Havf ile Reca arasında
“Ne varlığa sevinirim, ne yokluğa yerinirim”. “Bize hayır gibi gelen şeylerde şer, şer gibi gelen şeylerde hayır olabilir.” “Bu dünyada tartışıp durduğumuz şeylerin hakikati bize öbür...
“Ne varlığa sevinirim, ne yokluğa yerinirim”. “Bize hayır gibi gelen şeylerde şer, şer gibi gelen şeylerde hayır olabilir.” “Bu dünyada tartışıp durduğumuz şeylerin hakikati bize öbür dünyada gösterilecektir.”
“Her topluluk layık olduğu gibi idare olunacaktır.” “Biz kendi hakkımızdaki hükmü değiştirmedikçe Allah bizim hakkımızdaki hükmünü değiştirmeyecektir.” “Allah cahil ve zalim bir topluluğa hidayet nasib etmez.” “İçimizdeki beyinsizlerin işledikleri yüzünden bizi helak eder misin Allahım” diye sormamız gerek. “Allah (cc) servet ve iktidarı halklar ve ülkeler arasında evirir, çevirir.” Bizim bütün bu açıklamalardan sonra, havf ile reca arasında bir yerde durmamız gerek. Yani korku ile umut arasında bir yerde durmamız gerek..
“Herkes için yaptığının karşılığı vardır.” Sonuç ne olursa olsun, eğer bu süreçte doğru yerde durur ve doğru şeyler yaparsak kurtuluşa erenlerden olacağız, bu işlerin sonucu güzel olsa da, bu kazançta bizim payımız yoksa, kaybedenlerden olacağız.

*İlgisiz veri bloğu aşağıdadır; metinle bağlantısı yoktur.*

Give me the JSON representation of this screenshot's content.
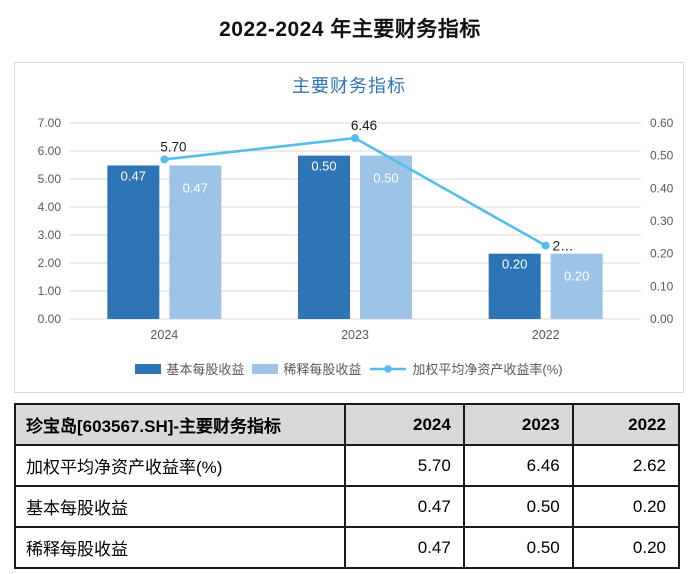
{
  "page": {
    "title": "2022-2024 年主要财务指标"
  },
  "chart_data": {
    "type": "bar",
    "title": "主要财务指标",
    "categories": [
      "2024",
      "2023",
      "2022"
    ],
    "series": [
      {
        "name": "基本每股收益",
        "type": "bar",
        "axis": "right",
        "color": "#2e75b6",
        "values": [
          0.47,
          0.5,
          0.2
        ],
        "labels": [
          "0.47",
          "0.50",
          "0.20"
        ]
      },
      {
        "name": "稀释每股收益",
        "type": "bar",
        "axis": "right",
        "color": "#9dc3e6",
        "values": [
          0.47,
          0.5,
          0.2
        ],
        "labels": [
          "0.47",
          "0.50",
          "0.20"
        ]
      },
      {
        "name": "加权平均净资产收益率(%)",
        "type": "line",
        "axis": "left",
        "color": "#54beeb",
        "values": [
          5.7,
          6.46,
          2.62
        ],
        "labels": [
          "5.70",
          "6.46",
          "2…"
        ]
      }
    ],
    "left_axis": {
      "min": 0,
      "max": 7,
      "ticks": [
        "7.00",
        "6.00",
        "5.00",
        "4.00",
        "3.00",
        "2.00",
        "1.00",
        "0.00"
      ]
    },
    "right_axis": {
      "min": 0,
      "max": 0.6,
      "ticks": [
        "0.60",
        "0.50",
        "0.40",
        "0.30",
        "0.20",
        "0.10",
        "0.00"
      ]
    },
    "grid": true,
    "legend_position": "bottom"
  },
  "table": {
    "header": [
      "珍宝岛[603567.SH]-主要财务指标",
      "2024",
      "2023",
      "2022"
    ],
    "rows": [
      {
        "label": "加权平均净资产收益率(%)",
        "values": [
          "5.70",
          "6.46",
          "2.62"
        ]
      },
      {
        "label": "基本每股收益",
        "values": [
          "0.47",
          "0.50",
          "0.20"
        ]
      },
      {
        "label": "稀释每股收益",
        "values": [
          "0.47",
          "0.50",
          "0.20"
        ]
      }
    ]
  },
  "colors": {
    "bar_dark": "#2e75b6",
    "bar_light": "#9dc3e6",
    "line": "#54beeb",
    "grid": "#d9d9d9",
    "axis_text": "#595959",
    "title_blue": "#2e75b6",
    "table_header_bg": "#d9d9d9",
    "table_border": "#1a1a1a"
  }
}
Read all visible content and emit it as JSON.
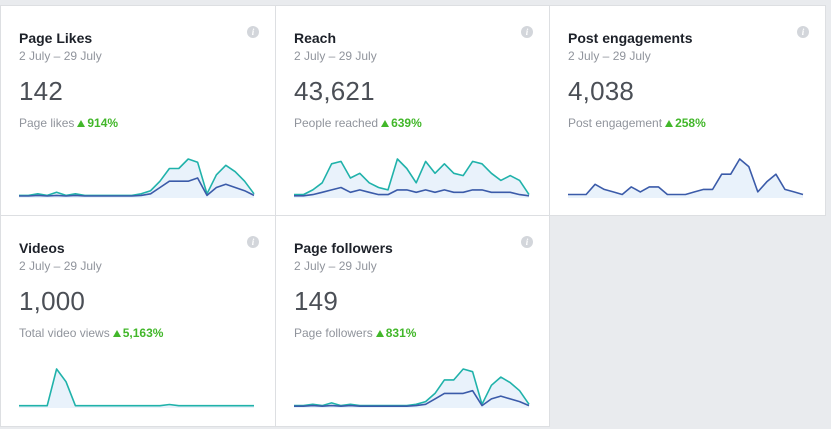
{
  "colors": {
    "accent_line": "#20b2aa",
    "secondary_line": "#3b5ba9",
    "trend_up": "#42b72a"
  },
  "cards": [
    {
      "title": "Page Likes",
      "range": "2 July – 29 July",
      "value": "142",
      "metric_label": "Page likes",
      "change": "914%"
    },
    {
      "title": "Reach",
      "range": "2 July – 29 July",
      "value": "43,621",
      "metric_label": "People reached",
      "change": "639%"
    },
    {
      "title": "Post engagements",
      "range": "2 July – 29 July",
      "value": "4,038",
      "metric_label": "Post engagement",
      "change": "258%"
    },
    {
      "title": "Videos",
      "range": "2 July – 29 July",
      "value": "1,000",
      "metric_label": "Total video views",
      "change": "5,163%"
    },
    {
      "title": "Page followers",
      "range": "2 July – 29 July",
      "value": "149",
      "metric_label": "Page followers",
      "change": "831%"
    }
  ],
  "info_glyph": "i",
  "chart_data": [
    {
      "type": "line",
      "series": [
        {
          "values": [
            0.5,
            0.5,
            1,
            0.5,
            1.5,
            0.5,
            1,
            0.5,
            0.5,
            0.5,
            0.5,
            0.5,
            0.5,
            1,
            2,
            5,
            9,
            9,
            12,
            11,
            1,
            7,
            10,
            8,
            5,
            1
          ]
        },
        {
          "values": [
            0.3,
            0.3,
            0.5,
            0.3,
            0.5,
            0.3,
            0.5,
            0.3,
            0.3,
            0.3,
            0.3,
            0.3,
            0.3,
            0.5,
            1,
            3,
            5,
            5,
            5,
            6,
            0.5,
            3,
            4,
            3,
            2,
            0.5
          ]
        }
      ]
    },
    {
      "type": "line",
      "series": [
        {
          "values": [
            1,
            1,
            3,
            6,
            14,
            15,
            8,
            10,
            6,
            4,
            3,
            16,
            12,
            6,
            15,
            10,
            14,
            10,
            9,
            15,
            14,
            10,
            7,
            9,
            7,
            1
          ]
        },
        {
          "values": [
            0.5,
            0.5,
            1,
            2,
            3,
            4,
            2,
            3,
            2,
            1,
            1,
            3,
            3,
            2,
            3,
            2,
            3,
            2,
            2,
            3,
            3,
            2,
            2,
            2,
            1,
            0.5
          ]
        }
      ]
    },
    {
      "type": "line",
      "series": [
        {
          "values": [
            1,
            1,
            1,
            5,
            3,
            2,
            1,
            4,
            2,
            4,
            4,
            1,
            1,
            1,
            2,
            3,
            3,
            9,
            9,
            15,
            12,
            2,
            6,
            9,
            3,
            2,
            1
          ]
        }
      ]
    },
    {
      "type": "line",
      "series": [
        {
          "values": [
            0.5,
            0.5,
            0.5,
            0.5,
            15,
            10,
            0.5,
            0.5,
            0.5,
            0.5,
            0.5,
            0.5,
            0.5,
            0.5,
            0.5,
            0.5,
            1,
            0.5,
            0.5,
            0.5,
            0.5,
            0.5,
            0.5,
            0.5,
            0.5,
            0.5
          ]
        }
      ]
    },
    {
      "type": "line",
      "series": [
        {
          "values": [
            0.5,
            0.5,
            1,
            0.5,
            1.5,
            0.5,
            1,
            0.5,
            0.5,
            0.5,
            0.5,
            0.5,
            0.5,
            1,
            2,
            5,
            10,
            10,
            14,
            13,
            1,
            8,
            11,
            9,
            6,
            1
          ]
        },
        {
          "values": [
            0.3,
            0.3,
            0.5,
            0.3,
            0.5,
            0.3,
            0.5,
            0.3,
            0.3,
            0.3,
            0.3,
            0.3,
            0.3,
            0.5,
            1,
            3,
            5,
            5,
            5,
            6,
            0.5,
            3,
            4,
            3,
            2,
            0.5
          ]
        }
      ]
    }
  ]
}
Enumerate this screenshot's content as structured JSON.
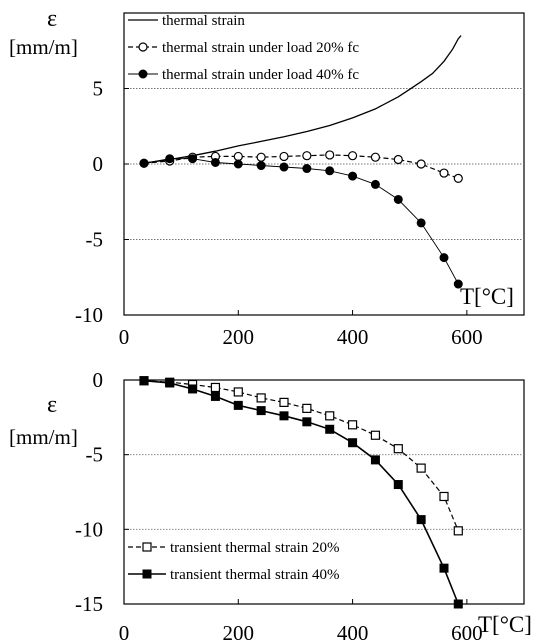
{
  "chart_data": [
    {
      "type": "line",
      "title": "",
      "ylabel": "ε",
      "yunit": "[mm/m]",
      "xlabel": "T[°C]",
      "xlim": [
        0,
        700
      ],
      "ylim": [
        -10,
        10
      ],
      "x_ticks": [
        "0",
        "200",
        "400",
        "600"
      ],
      "y_ticks": [
        "5",
        "0",
        "-5",
        "-10"
      ],
      "grid": "dotted horizontal lines at y = 5, 0, -5",
      "legend_position": "top-left",
      "series": [
        {
          "name": "thermal strain",
          "style": "solid, no markers",
          "x": [
            35,
            80,
            120,
            160,
            200,
            240,
            280,
            320,
            360,
            400,
            440,
            480,
            500,
            520,
            540,
            560,
            575,
            585,
            590
          ],
          "y": [
            0.05,
            0.3,
            0.55,
            0.85,
            1.2,
            1.5,
            1.8,
            2.15,
            2.55,
            3.05,
            3.65,
            4.45,
            4.95,
            5.45,
            6.0,
            6.8,
            7.6,
            8.3,
            8.5
          ]
        },
        {
          "name": "thermal strain under load 20% fc",
          "style": "dashed, open circles",
          "x": [
            35,
            80,
            120,
            160,
            200,
            240,
            280,
            320,
            360,
            400,
            440,
            480,
            520,
            560,
            585
          ],
          "y": [
            0.05,
            0.2,
            0.45,
            0.5,
            0.5,
            0.45,
            0.5,
            0.55,
            0.6,
            0.55,
            0.45,
            0.3,
            0.0,
            -0.6,
            -0.95
          ]
        },
        {
          "name": "thermal strain under load 40% fc",
          "style": "thin solid, filled circles",
          "x": [
            35,
            80,
            120,
            160,
            200,
            240,
            280,
            320,
            360,
            400,
            440,
            480,
            520,
            560,
            585
          ],
          "y": [
            0.05,
            0.35,
            0.35,
            0.1,
            0.0,
            -0.1,
            -0.2,
            -0.3,
            -0.45,
            -0.8,
            -1.35,
            -2.35,
            -3.9,
            -6.2,
            -7.95
          ]
        }
      ]
    },
    {
      "type": "line",
      "title": "",
      "ylabel": "ε",
      "yunit": "[mm/m]",
      "xlabel": "T[°C]",
      "xlim": [
        0,
        700
      ],
      "ylim": [
        -15,
        0
      ],
      "x_ticks": [
        "0",
        "200",
        "400",
        "600"
      ],
      "y_ticks": [
        "0",
        "-5",
        "-10",
        "-15"
      ],
      "grid": "dotted horizontal lines at y = -5, -10",
      "legend_position": "bottom-left",
      "series": [
        {
          "name": "transient thermal strain 20%",
          "style": "dashed, open squares",
          "x": [
            35,
            80,
            120,
            160,
            200,
            240,
            280,
            320,
            360,
            400,
            440,
            480,
            520,
            560,
            585
          ],
          "y": [
            -0.05,
            -0.15,
            -0.3,
            -0.5,
            -0.8,
            -1.2,
            -1.5,
            -1.9,
            -2.4,
            -3.0,
            -3.7,
            -4.6,
            -5.9,
            -7.8,
            -10.1
          ]
        },
        {
          "name": "transient thermal strain 40%",
          "style": "solid, filled squares",
          "x": [
            35,
            80,
            120,
            160,
            200,
            240,
            280,
            320,
            360,
            400,
            440,
            480,
            520,
            560,
            585
          ],
          "y": [
            -0.05,
            -0.2,
            -0.6,
            -1.1,
            -1.7,
            -2.05,
            -2.4,
            -2.8,
            -3.3,
            -4.2,
            -5.35,
            -7.0,
            -9.35,
            -12.6,
            -15.0
          ]
        }
      ]
    }
  ]
}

Yaşadığımız zamana ve mekana adil bir şekilde şahidlik etmemiz gerekiyor. Bir kavme olan düşmanlığımızın bile bizi onlar hakkında adaletsizliğe sevketmemesi gerekiyor.. İşi ehline vereceğiz, haksızlıklara, yolsuzluklara, rüşvete, torpile karşı çıkacağız.